Re: [PATCH] arm64: add early_ioremap support
From: Mark Salter
Date: Fri Oct 04 2013 - 12:08:12 EST
On Fri, 2013-10-04 at 16:04 +0100, Catalin Marinas wrote:
> Hi Mark,
>
> > --- /dev/null
> > +++ b/arch/arm64/include/asm/fixmap.h
> > @@ -0,0 +1,117 @@
> > +/*
> > + * fixmap.h: compile-time virtual memory allocation
> > + *
> > + * This file is subject to the terms and conditions of the GNU General Public
> > + * License. See the file "COPYING" in the main directory of this archive
> > + * for more details.
> > + *
> > + * Copyright (C) 1998 Ingo Molnar
> > + *
> > + */
>
> I can see several architectures having very similar macros/functions in
> fixmap.h. It would make sense to create a generic fixmap.h holding at
> least the fix_to_virt and related macros, FIXADDR_START etc. with enum
> fixed_addresses in arch code.
Right, there are a quite a few using similar fixmap code. I actually
looked at consolidating them, but I gave up so that I could get
something working for EFI work in progress. But yeah, I think I
will step back and have another go at it. I think I can get at a
few of the architectures using common code and make it so others
can be converted as desired.
>
> > --- a/arch/arm64/kernel/setup.c
> > +++ b/arch/arm64/kernel/setup.c
> > @@ -42,6 +42,7 @@
> > #include <linux/of_fdt.h>
> > #include <linux/of_platform.h>
> >
> > +#include <asm/fixmap.h>
> > #include <asm/cputype.h>
> > #include <asm/elf.h>
> > #include <asm/cputable.h>
> > @@ -252,6 +253,8 @@ void __init setup_arch(char **cmdline_p)
> >
> > *cmdline_p = boot_command_line;
> >
> > + early_ioremap_init();
> > +
> > parse_early_param();
>
> Should the early_ioremap_init() call happen after parse_early_param()?
> Is early_ioremap_debug initialised already?
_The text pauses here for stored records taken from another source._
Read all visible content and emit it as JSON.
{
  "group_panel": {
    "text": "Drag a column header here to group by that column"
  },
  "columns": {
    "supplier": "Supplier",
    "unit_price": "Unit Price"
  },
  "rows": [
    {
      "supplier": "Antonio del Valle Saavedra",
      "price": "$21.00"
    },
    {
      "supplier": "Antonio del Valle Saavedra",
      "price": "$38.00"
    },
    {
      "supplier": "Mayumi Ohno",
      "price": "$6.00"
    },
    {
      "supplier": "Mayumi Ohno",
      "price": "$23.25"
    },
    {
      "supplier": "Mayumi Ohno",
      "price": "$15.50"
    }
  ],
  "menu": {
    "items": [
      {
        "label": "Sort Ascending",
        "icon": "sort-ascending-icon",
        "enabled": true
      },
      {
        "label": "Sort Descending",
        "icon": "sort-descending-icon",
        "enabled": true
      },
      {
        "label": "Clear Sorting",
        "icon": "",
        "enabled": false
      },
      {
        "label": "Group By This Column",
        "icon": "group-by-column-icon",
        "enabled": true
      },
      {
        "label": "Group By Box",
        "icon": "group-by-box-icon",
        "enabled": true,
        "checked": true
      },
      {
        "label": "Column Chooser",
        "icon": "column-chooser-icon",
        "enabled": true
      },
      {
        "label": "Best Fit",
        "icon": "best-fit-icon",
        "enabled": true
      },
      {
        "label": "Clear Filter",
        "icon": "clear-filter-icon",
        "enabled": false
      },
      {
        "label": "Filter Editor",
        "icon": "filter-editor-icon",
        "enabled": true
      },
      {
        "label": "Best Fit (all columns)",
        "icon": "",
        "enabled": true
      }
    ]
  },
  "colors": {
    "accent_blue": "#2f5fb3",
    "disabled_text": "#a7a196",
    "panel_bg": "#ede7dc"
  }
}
No, early_ioremap_debug is not initialized which makes the debug
prints in early_ioremap_init() unreachable. I'll fix that. On x86,
the init comes first, but there is other code between that and
parse_early_param() which uses early_ioremap(). Not the case for
arm64.
>
> > --- a/arch/arm64/mm/ioremap.c
> > +++ b/arch/arm64/mm/ioremap.c
> > @@ -25,6 +25,10 @@
> > #include <linux/vmalloc.h>
> > #include <linux/io.h>
> >
> > +#include <asm/fixmap.h>
> > +#include <asm/tlbflush.h>
> > +#include <asm/pgalloc.h>
> > +
> > static void __iomem *__ioremap_caller(phys_addr_t phys_addr, size_t size,
> > pgprot_t prot, void *caller)
> > {
> > @@ -82,3 +86,284 @@ void __iounmap(volatile void __iomem *io_addr)
> > vunmap(addr);
> > }
> > EXPORT_SYMBOL(__iounmap);
> > +
> > +static int early_ioremap_debug __initdata;
> > +
> > +static int __init early_ioremap_debug_setup(char *str)
> > +{
> > + early_ioremap_debug = 1;
> > +
> > + return 0;
> > +}
> > +early_param("early_ioremap_debug", early_ioremap_debug_setup);
> > +
> > +static int after_paging_init __initdata;
> > +#ifndef CONFIG_ARM64_64K_PAGES
> > +static pte_t bm_pte[PAGE_SIZE/sizeof(pte_t)] __page_aligned_bss;
> > +#endif
>
> bm_pte[PTRS_PER_PTE];
ok
>
> > +
> > +static inline pmd_t * __init early_ioremap_pmd(unsigned long addr)
> > +{
> > + pgd_t *pgd = &swapper_pg_dir[pgd_index(addr)];
>
> pgd_offset_k(addr);
ok
>
> > + pud_t *pud = pud_offset(pgd, addr);
> > + pmd_t *pmd = pmd_offset(pud, addr);
> > +
> > + return pmd;
> > +}
> > +
> > +static inline pte_t * __init early_ioremap_pte(unsigned long addr)
> > +{
> > +#ifdef CONFIG_ARM64_64K_PAGES
> > + pmd_t *pmd = early_ioremap_pmd(addr);
> > + return pte_offset_kernel(pmd, addr);
> > +#else
> > + return &bm_pte[pte_index(addr)];
> > +#endif
>
> If we populate the pmd correctly with 4K pages (and I think we do in
> early_ioremap_init()), can we not just use this function without the
> #ifdef-else part (always pte_offset_kernel())?
Ah, yes. Nice!
>
> > +static unsigned long slot_virt[FIX_BTMAPS_SLOTS] __initdata;
> > +
> > +void __init early_ioremap_init(void)
> > +{
> > + pmd_t *pmd;
> > + int i;
> > +
> > + if (early_ioremap_debug)
> > + pr_info("early_ioremap_init()\n");
> > +
> > + for (i = 0; i < FIX_BTMAPS_SLOTS; i++)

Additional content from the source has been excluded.